The dosimetric validation of the dose measured by the alanine detectors has been performed by the IAEA using the BELdART material and showed results within experimental uncertainty for all clinical MV energies. The BELdART team also conducts R&D to develop future audit procedures for additional treatment techniques. This includes projects regarding the development of movable phantoms (in collaboration with Maastro, NL), the use of alanine in proton therapy [in collaboration with Studiecentrum voor Kernenergie (SCK) or in Ultra-High Dose Rate (FLASH)-RT (in collaboration with UAntwerpen] (30).

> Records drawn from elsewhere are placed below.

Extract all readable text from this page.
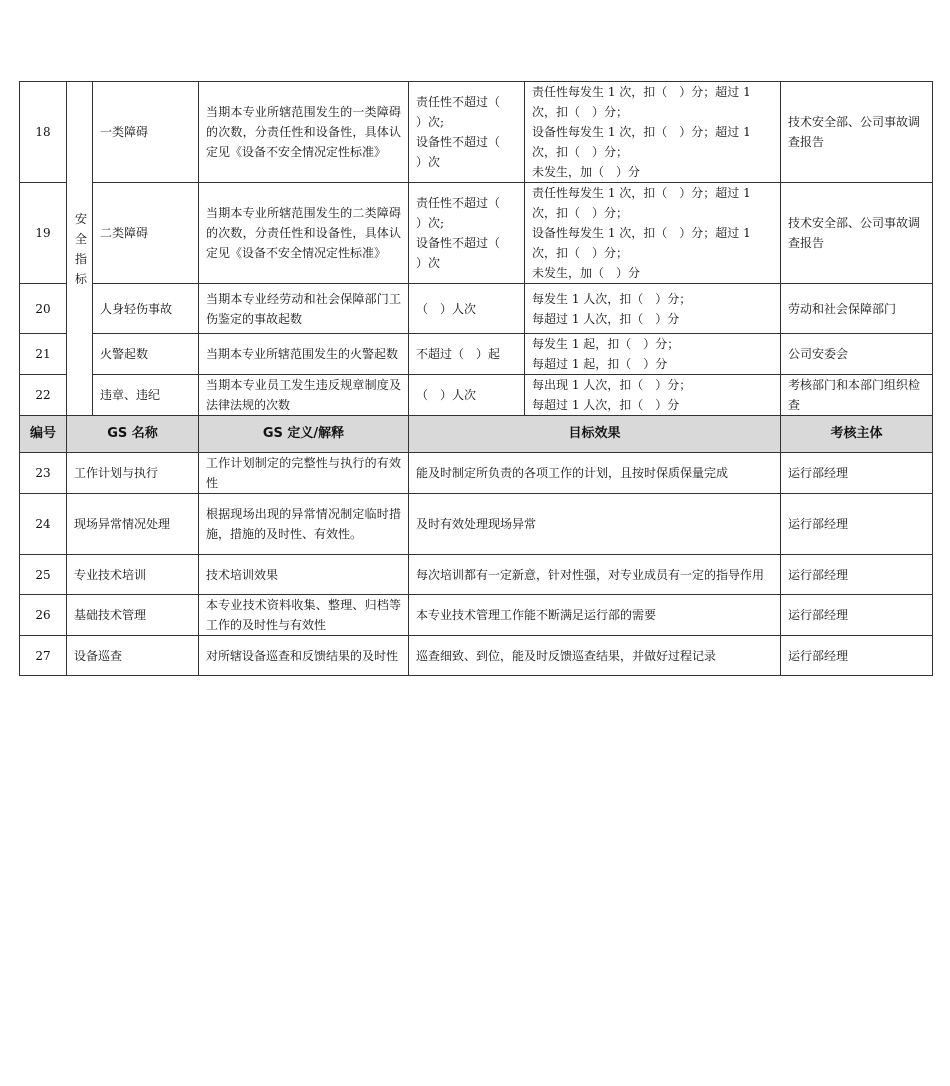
18	安全指标	一类障碍	当期本专业所辖范围发生的一类障碍的次数，分责任性和设备性，具体认定见《设备不安全情况定性标准》	责任性不超过（
）次;
设备性不超过（
）次	责任性每发生 1 次，扣（　）分；超过 1
次，扣（　）分；
设备性每发生 1 次，扣（　）分；超过 1
次，扣（　）分；
未发生，加（　）分	技术安全部、公司事故调查报告
19		二类障碍	当期本专业所辖范围发生的二类障碍的次数，分责任性和设备性，具体认定见《设备不安全情况定性标准》	责任性不超过（
）次;
设备性不超过（
）次	责任性每发生 1 次，扣（　）分；超过 1
次，扣（　）分；
设备性每发生 1 次，扣（　）分；超过 1
次，扣（　）分；
未发生，加（　）分	技术安全部、公司事故调查报告
20		人身轻伤事故	当期本专业经劳动和社会保障部门工伤鉴定的事故起数	（　）人次	每发生 1 人次，扣（　）分；
每超过 1 人次，扣（　）分	劳动和社会保障部门
21		火警起数	当期本专业所辖范围发生的火警起数	不超过（　）起	每发生 1 起，扣（　）分；
每超过 1 起，扣（　）分	公司安委会
22		违章、违纪	当期本专业员工发生违反规章制度及法律法规的次数	（　）人次	每出现 1 人次，扣（　）分；
每超过 1 人次，扣（　）分	考核部门和本部门组织检查
编号	GS 名称		GS 定义/解释	目标效果		考核主体
23	工作计划与执行		工作计划制定的完整性与执行的有效性	能及时制定所负责的各项工作的计划，且按时保质保量完成		运行部经理
24	现场异常情况处理		根据现场出现的异常情况制定临时措施，措施的及时性、有效性。	及时有效处理现场异常		运行部经理
25	专业技术培训		技术培训效果	每次培训都有一定新意，针对性强，对专业成员有一定的指导作用		运行部经理
26	基础技术管理		本专业技术资料收集、整理、归档等工作的及时性与有效性	本专业技术管理工作能不断满足运行部的需要		运行部经理
27	设备巡查		对所辖设备巡查和反馈结果的及时性	巡查细致、到位，能及时反馈巡查结果，并做好过程记录		运行部经理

The accurate delivery of radiotherapy highly relies on the preciseness of the dose delivered by the equipment in place in radiotherapy departments. The external dosimetric audits organized though BELdART have allowed to provide an objective independent evaluation of the dose delivered by Belgian radiotherapy equipment all the while having to stay in line with the new treatment modalities that have become available in the recent years.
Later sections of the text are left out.